The ACLJ has filed a friend-of-the-court (amicus) brief in the Florida Supreme Court to defend a critical pro-life law banning abortions.

We filed the amicus brief in support of House Bill 5, a Florida law that prohibits the abortion of an unborn child after 15 weeks’  gestation, with some exceptions. The amicus brief explains that in the 1980s, when the Florida Supreme Court interpreted the Privacy Clause of the Florida Constitution, which does not address abortion, the court built its abortion case law on the then-existing abortion precedents of the United States Supreme Court, which have since been overruled.

Relying on Roe v. Wade and its progeny, the Florida Supreme Court in 1989 adopted the end of the first trimester as the point when the state’s interest in maternal health becomes compelling and adopted the concept that a state’s interest in the fetus only becomes compelling upon viability, that is, upon completion of the second trimester. Roe and its progeny, however, are no longer valid as a result of Dobbs v. Jackson Women’s Health Org. Our amicus brief urges the Florida Supreme Court to reconsider and overrule its own abortion case law, as it is based on erroneous legal analysis and is unsound in principle.

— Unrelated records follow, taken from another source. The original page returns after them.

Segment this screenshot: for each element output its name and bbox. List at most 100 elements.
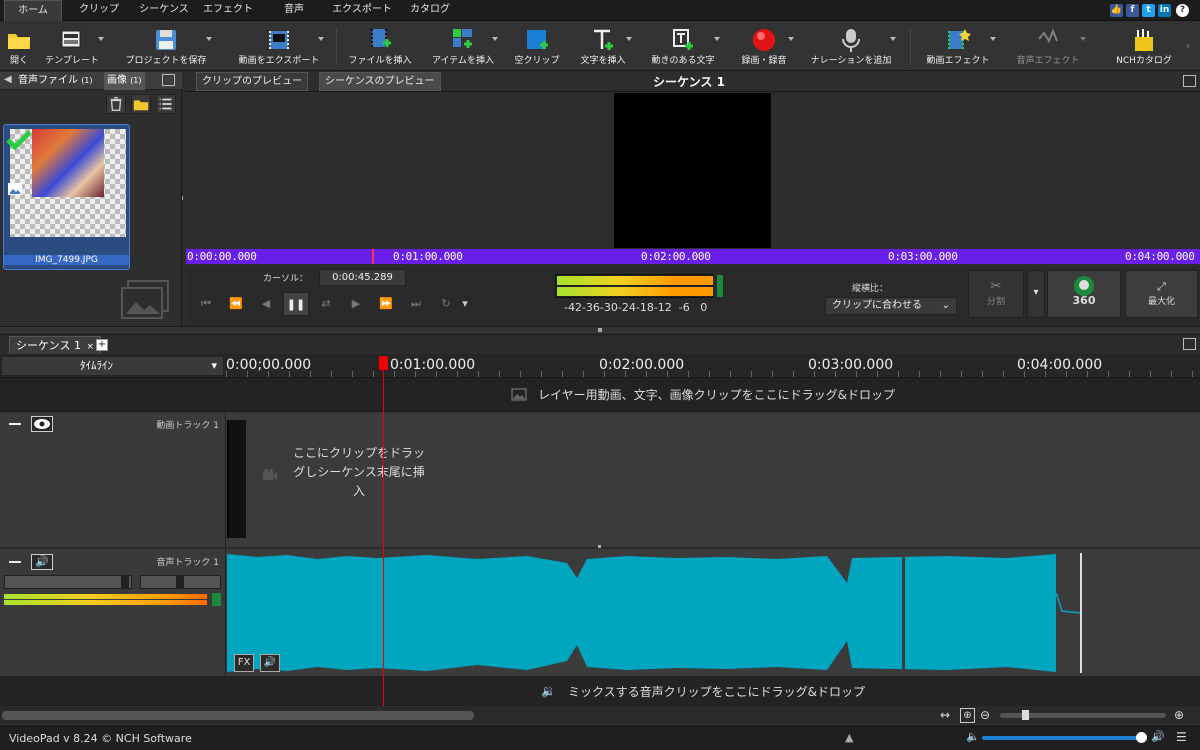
- menu-home[interactable]: ホーム: [4, 0, 62, 21]
- menu-audio[interactable]: 音声: [276, 0, 312, 21]
- timeline-ruler[interactable]: ﾀｲﾑﾗｲﾝ ▾ 0:00;00.000 0:01:00.000 0:02:00…: [0, 354, 1200, 378]
- video-clip-block[interactable]: [227, 420, 246, 538]
- chevron-down-icon[interactable]: ▾: [458, 292, 472, 316]
- menu-effect[interactable]: エフェクト: [198, 0, 258, 21]
- thumbs-up-icon[interactable]: 👍: [1110, 4, 1123, 17]
- tab-sequence-preview[interactable]: シーケンスのプレビュー: [319, 72, 441, 91]
- facebook-icon[interactable]: f: [1126, 4, 1139, 17]
- menu-export[interactable]: エクスポート: [328, 0, 396, 21]
- menu-sequence[interactable]: シーケンス: [134, 0, 194, 21]
- toolbar-overflow-icon[interactable]: ›: [1186, 41, 1190, 52]
- insert-text-button[interactable]: 文字を挿入: [574, 23, 632, 69]
- maximize-button[interactable]: ⤢ 最大化: [1125, 270, 1198, 318]
- collapse-icon[interactable]: [9, 423, 21, 425]
- mixer-icon[interactable]: ☰: [1176, 730, 1187, 744]
- zoom-slider[interactable]: [1000, 710, 1166, 720]
- open-button[interactable]: 開く: [2, 23, 36, 69]
- trash-icon[interactable]: [106, 94, 126, 114]
- skip-to-end-icon[interactable]: ⏭: [403, 292, 429, 316]
- chevron-down-icon[interactable]: [788, 37, 794, 41]
- master-volume-thumb[interactable]: [1136, 732, 1147, 743]
- pan-slider[interactable]: [140, 575, 221, 589]
- list-view-icon[interactable]: [156, 94, 176, 114]
- replay-icon[interactable]: ↻: [433, 292, 459, 316]
- chevron-down-icon[interactable]: [318, 37, 324, 41]
- undock-icon[interactable]: [162, 74, 175, 86]
- horizontal-scrollbar[interactable]: [2, 711, 474, 720]
- add-sequence-icon[interactable]: +: [96, 339, 108, 351]
- undock-icon[interactable]: [1183, 338, 1196, 350]
- scrub-playhead[interactable]: [372, 249, 374, 264]
- tab-images[interactable]: 画像 (1): [104, 72, 145, 90]
- nch-catalog-button[interactable]: NCHカタログ: [1110, 23, 1178, 69]
- tab-clip-preview[interactable]: クリップのプレビュー: [196, 72, 308, 91]
- eye-icon[interactable]: [31, 416, 53, 432]
- next-frame-icon[interactable]: ⏩: [373, 292, 399, 316]
- chevron-down-icon[interactable]: [98, 37, 104, 41]
- chevron-down-icon[interactable]: [890, 37, 896, 41]
- zoom-slider-thumb[interactable]: [1022, 710, 1029, 720]
- clip-volume-icon[interactable]: 🔊: [260, 654, 280, 672]
- audio-mix-drop-zone[interactable]: 🔉 ミックスする音声クリップをここにドラッグ&ドロップ: [0, 676, 1200, 706]
- master-volume-slider[interactable]: [982, 732, 1147, 743]
- add-narration-button[interactable]: ナレーションを追加: [806, 23, 896, 69]
- previous-frame-icon[interactable]: ⏪: [223, 292, 249, 316]
- animated-text-button[interactable]: 動きのある文字: [646, 23, 720, 69]
- meter-clip-indicator: [717, 275, 723, 297]
- chevron-down-icon[interactable]: [492, 37, 498, 41]
- pause-icon[interactable]: ❚❚: [283, 292, 309, 316]
- timeline-mode-select[interactable]: ﾀｲﾑﾗｲﾝ ▾: [1, 356, 224, 376]
- template-button[interactable]: テンプレート: [40, 23, 104, 69]
- audio-effects-button[interactable]: 音声エフェクト: [1010, 23, 1086, 69]
- menu-clip[interactable]: クリップ: [70, 0, 128, 21]
- scroll-left-icon[interactable]: ◀: [4, 74, 12, 85]
- split-button[interactable]: ✂ 分割: [968, 270, 1024, 318]
- vr-360-button[interactable]: 360: [1047, 270, 1121, 318]
- chevron-down-icon[interactable]: [1080, 37, 1086, 41]
- record-button[interactable]: 録画・録音: [734, 23, 794, 69]
- split-dropdown[interactable]: ▾: [1027, 270, 1045, 318]
- zoom-out-icon[interactable]: ⊖: [980, 708, 990, 722]
- aspect-ratio-select[interactable]: クリップに合わせる ⌄: [825, 297, 957, 315]
- export-video-button[interactable]: 動画をエクスポート: [234, 23, 324, 69]
- collapse-icon[interactable]: [9, 561, 21, 563]
- timeline-playhead[interactable]: [383, 356, 384, 706]
- tab-sequence-1[interactable]: シーケンス 1 ×: [9, 336, 101, 355]
- zoom-in-icon[interactable]: ⊕: [1174, 708, 1184, 722]
- play-icon[interactable]: ▶: [343, 292, 369, 316]
- tab-audio-files[interactable]: 音声ファイル (1): [18, 72, 93, 90]
- speaker-icon[interactable]: 🔊: [31, 554, 53, 570]
- menu-catalog[interactable]: カタログ: [404, 0, 456, 21]
- empty-clip-button[interactable]: 空クリップ: [510, 23, 564, 69]
- audio-waveform[interactable]: [227, 553, 1083, 673]
- step-back-icon[interactable]: ◀: [253, 292, 279, 316]
- skip-to-start-icon[interactable]: ⏮: [193, 292, 219, 316]
- chevron-down-icon[interactable]: [990, 37, 996, 41]
- help-icon[interactable]: ?: [1176, 4, 1189, 17]
- undock-icon[interactable]: [1183, 75, 1196, 87]
- panel-splitter[interactable]: [0, 326, 1200, 334]
- loop-icon[interactable]: ⇄: [313, 292, 339, 316]
- volume-slider[interactable]: [4, 575, 132, 589]
- twitter-icon[interactable]: t: [1142, 4, 1155, 17]
- close-icon[interactable]: ×: [86, 342, 94, 352]
- linkedin-icon[interactable]: in: [1158, 4, 1171, 17]
- insert-file-button[interactable]: ファイルを挿入: [344, 23, 416, 69]
- chevron-down-icon[interactable]: [626, 37, 632, 41]
- save-project-button[interactable]: プロジェクトを保存: [120, 23, 212, 69]
- insert-item-button[interactable]: アイテムを挿入: [428, 23, 498, 69]
- chevron-down-icon[interactable]: [714, 37, 720, 41]
- fx-button[interactable]: FX: [234, 654, 254, 672]
- expand-panel-icon[interactable]: ▲: [845, 731, 853, 744]
- new-folder-icon[interactable]: [131, 94, 151, 114]
- ruler-time-4: 0:04:00.000: [1017, 357, 1103, 373]
- chevron-down-icon[interactable]: [206, 37, 212, 41]
- zoom-in-icon[interactable]: ⊕: [960, 708, 975, 723]
- overlay-track-drop-zone[interactable]: レイヤー用動画、文字、画像クリップをここにドラッグ&ドロップ: [0, 378, 1200, 412]
- pan-slider-thumb[interactable]: [176, 576, 184, 588]
- fit-width-icon[interactable]: ↔: [940, 708, 950, 722]
- cursor-time-field[interactable]: 0:00:45.289: [319, 269, 406, 286]
- video-effects-button[interactable]: 動画エフェクト: [920, 23, 996, 69]
- media-thumbnail[interactable]: IMG_7499.JPG: [3, 124, 130, 270]
- volume-slider-thumb[interactable]: [121, 576, 129, 588]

We filed the brief on behalf of the Charlotte Lozier Institute (CLI). CLI is a nonprofit research and education organization committed to bringing modern science to bear in life-related policy and legal decision-making. CLI believes the legal precedents and principles governing abortion should be informed by the most current medical and scientific knowledge on human development.

Our amicus brief points out that recent scientific evidence implicates the well-established and compelling state interest in preventing cruelty to living beings irrespective of legal personhood and well before the completion of the second trimester. For instance, 4D ultrasonography provides direct and convincing proof of fetal discernment, intentionality, and sociality from as early as 12 weeks of life. Moreover, a mountain of recent scientific evidence shows that, through neural structures developing between 12 and 18 weeks, the unborn child can and does experience conscious pain in utero.

In light of the recent scientific understanding of human fetal life, the amicus brief argues that the Florida Supreme Court should revisit its precedents and incorporate the compelling state interests implicated by current scientific knowledge about pre-viability fetal life. The court should also uphold House Bill 5 because the state has a compelling interest in protecting unborn children before viability.

The ACLJ has been fighting for the life of unborn children for decades and will continue to do so. We appreciate your support in this effort.